In April 2021, Tieleman publicly opposed rezoning some of Vancouver to allow more social housing. In June 2022, Tieleman was nominated by the civic party TEAM for a Livable Vancouver to run for city council in the 2022 Vancouver municipal election. He also served as TEAM's campaign manager. Tieleman placed 31st in a field of 59, receiving votes from just over 10% of voters.

==Referendums==
Tieleman was president of the No STV Campaign Society that successfully prevented the introduction of BC-STV, a form of single transferable voting, in the 2009 referendum on provincial electoral reform. Tieleman played "the leading role on behalf of the No STV camp in the public debates and discussions." The No STV campaign concentrated their media buy in the final two weeks prior to the referendum. Opposition to the measure increased from the first referendum, he felt, because citizens had more information on the practical consequences of STV, including large multi-member ridings.

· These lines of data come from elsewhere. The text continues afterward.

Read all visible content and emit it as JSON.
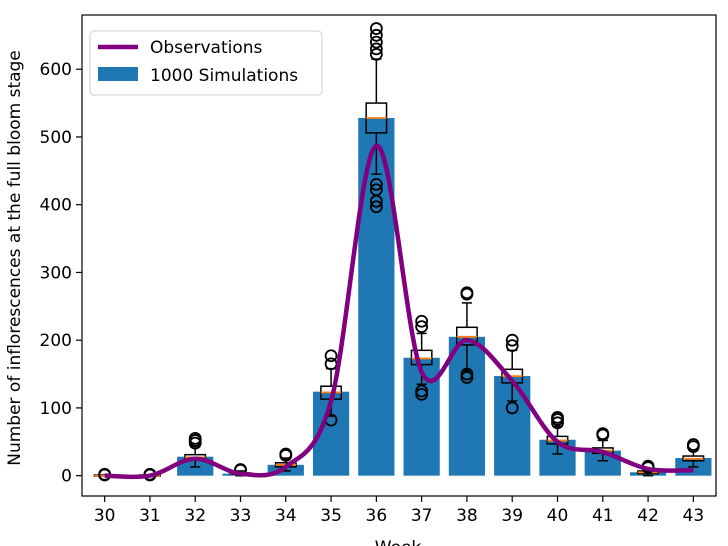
{
  "chart_data": {
    "type": "bar",
    "xlabel": "Week",
    "ylabel": "Number of inflorescences at the full bloom stage",
    "categories": [
      "30",
      "31",
      "32",
      "33",
      "34",
      "35",
      "36",
      "37",
      "38",
      "39",
      "40",
      "41",
      "42",
      "43"
    ],
    "ylim": [
      -30,
      680
    ],
    "yticks": [
      0,
      100,
      200,
      300,
      400,
      500,
      600
    ],
    "legend": {
      "position": "top-left",
      "entries": [
        "Observations",
        "1000 Simulations"
      ]
    },
    "colors": {
      "bar": "#1f77b4",
      "line": "#800080",
      "median": "#ff7f0e",
      "box": "#000000"
    },
    "series": [
      {
        "name": "1000 Simulations",
        "type": "bar",
        "values": [
          0,
          0,
          28,
          3,
          16,
          124,
          528,
          174,
          205,
          147,
          53,
          37,
          5,
          26
        ]
      },
      {
        "name": "Observations",
        "type": "line",
        "values": [
          0,
          0,
          25,
          3,
          13,
          110,
          487,
          153,
          200,
          140,
          50,
          35,
          10,
          8
        ]
      }
    ],
    "boxplots": [
      {
        "q1": 0,
        "median": 0,
        "q3": 1,
        "whisker_low": 0,
        "whisker_high": 1,
        "outliers": [
          1,
          2
        ]
      },
      {
        "q1": 0,
        "median": 0,
        "q3": 1,
        "whisker_low": 0,
        "whisker_high": 1,
        "outliers": [
          1,
          2
        ]
      },
      {
        "q1": 24,
        "median": 27,
        "q3": 31,
        "whisker_low": 13,
        "whisker_high": 43,
        "outliers": [
          48,
          52,
          55
        ]
      },
      {
        "q1": 2,
        "median": 3,
        "q3": 4,
        "whisker_low": 0,
        "whisker_high": 7,
        "outliers": [
          8,
          9
        ]
      },
      {
        "q1": 13,
        "median": 16,
        "q3": 19,
        "whisker_low": 7,
        "whisker_high": 26,
        "outliers": [
          30,
          32
        ]
      },
      {
        "q1": 113,
        "median": 123,
        "q3": 132,
        "whisker_low": 88,
        "whisker_high": 158,
        "outliers": [
          82,
          165,
          177
        ]
      },
      {
        "q1": 506,
        "median": 528,
        "q3": 550,
        "whisker_low": 445,
        "whisker_high": 615,
        "outliers": [
          397,
          405,
          422,
          430,
          622,
          630,
          640,
          650,
          660
        ]
      },
      {
        "q1": 164,
        "median": 173,
        "q3": 185,
        "whisker_low": 135,
        "whisker_high": 210,
        "outliers": [
          120,
          125,
          220,
          228
        ]
      },
      {
        "q1": 193,
        "median": 205,
        "q3": 219,
        "whisker_low": 155,
        "whisker_high": 255,
        "outliers": [
          145,
          150,
          268,
          270
        ]
      },
      {
        "q1": 137,
        "median": 147,
        "q3": 157,
        "whisker_low": 110,
        "whisker_high": 185,
        "outliers": [
          100,
          192,
          200
        ]
      },
      {
        "q1": 47,
        "median": 52,
        "q3": 58,
        "whisker_low": 32,
        "whisker_high": 73,
        "outliers": [
          78,
          83,
          86
        ]
      },
      {
        "q1": 33,
        "median": 37,
        "q3": 41,
        "whisker_low": 22,
        "whisker_high": 52,
        "outliers": [
          60,
          62
        ]
      },
      {
        "q1": 3,
        "median": 5,
        "q3": 7,
        "whisker_low": 0,
        "whisker_high": 10,
        "outliers": [
          12,
          14
        ]
      },
      {
        "q1": 22,
        "median": 25,
        "q3": 29,
        "whisker_low": 13,
        "whisker_high": 38,
        "outliers": [
          43,
          46
        ]
      }
    ]
  }
}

After the Liberal government of premier Gordon Campbell introduced the new Harmonized Sales Tax (HST), Tieleman started a No HST campaign on Facebook. When Facebook removed the group in January 2010, Tieleman claimed it was the province's largest Facebook group with more than 130,000 members. The group was restored by Facebook without explanation two days later. He also became a strategist and media spokesman for Fight HST, led by Bill Vander Zalm, seeking a referendum to cancel the HST in accordance with the Recall and Initiative Act.

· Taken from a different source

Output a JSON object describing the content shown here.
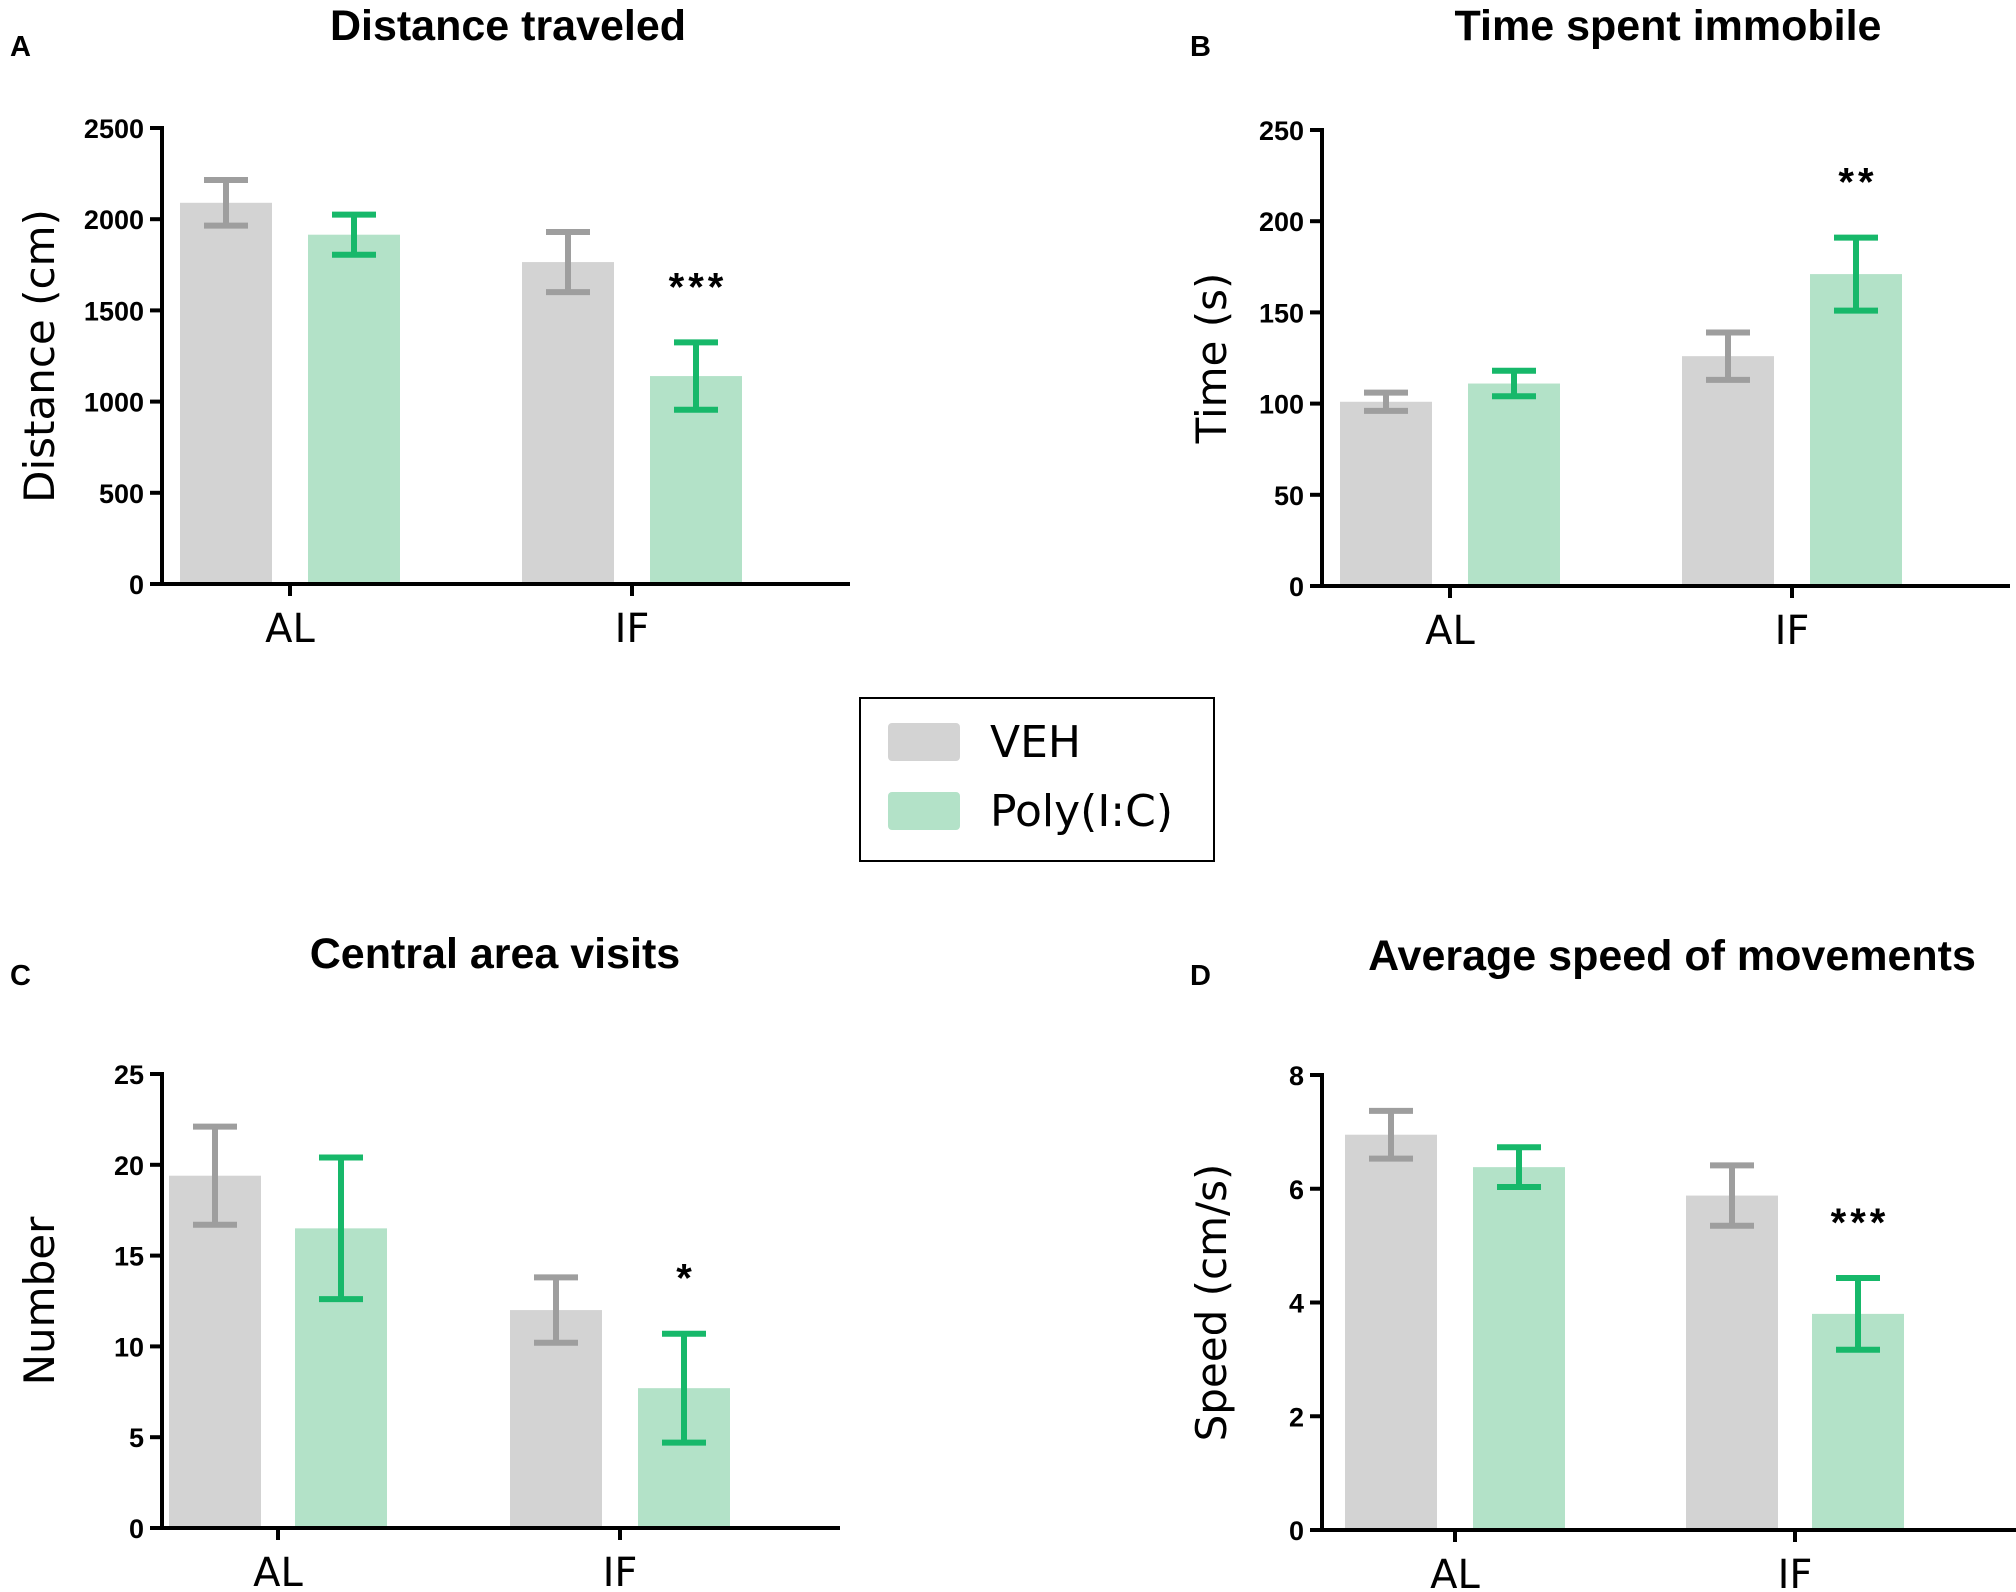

Tieleman sought official recognition (with allies Suzanne Anton and Bob Plecas) to oppose a 2018 referendum on whether to hold a second vote to choose a proportional voting system.

== Personal life ==
Tieleman holds a master's degree in political science from the University of British Columbia and lives in Vancouver. As a student at UBC, Tieleman quit the negotiating team for the teaching assistant union in a dispute over the settling of a labour dispute with the university. Tieleman previously served as a director of the board for the Vancity credit union.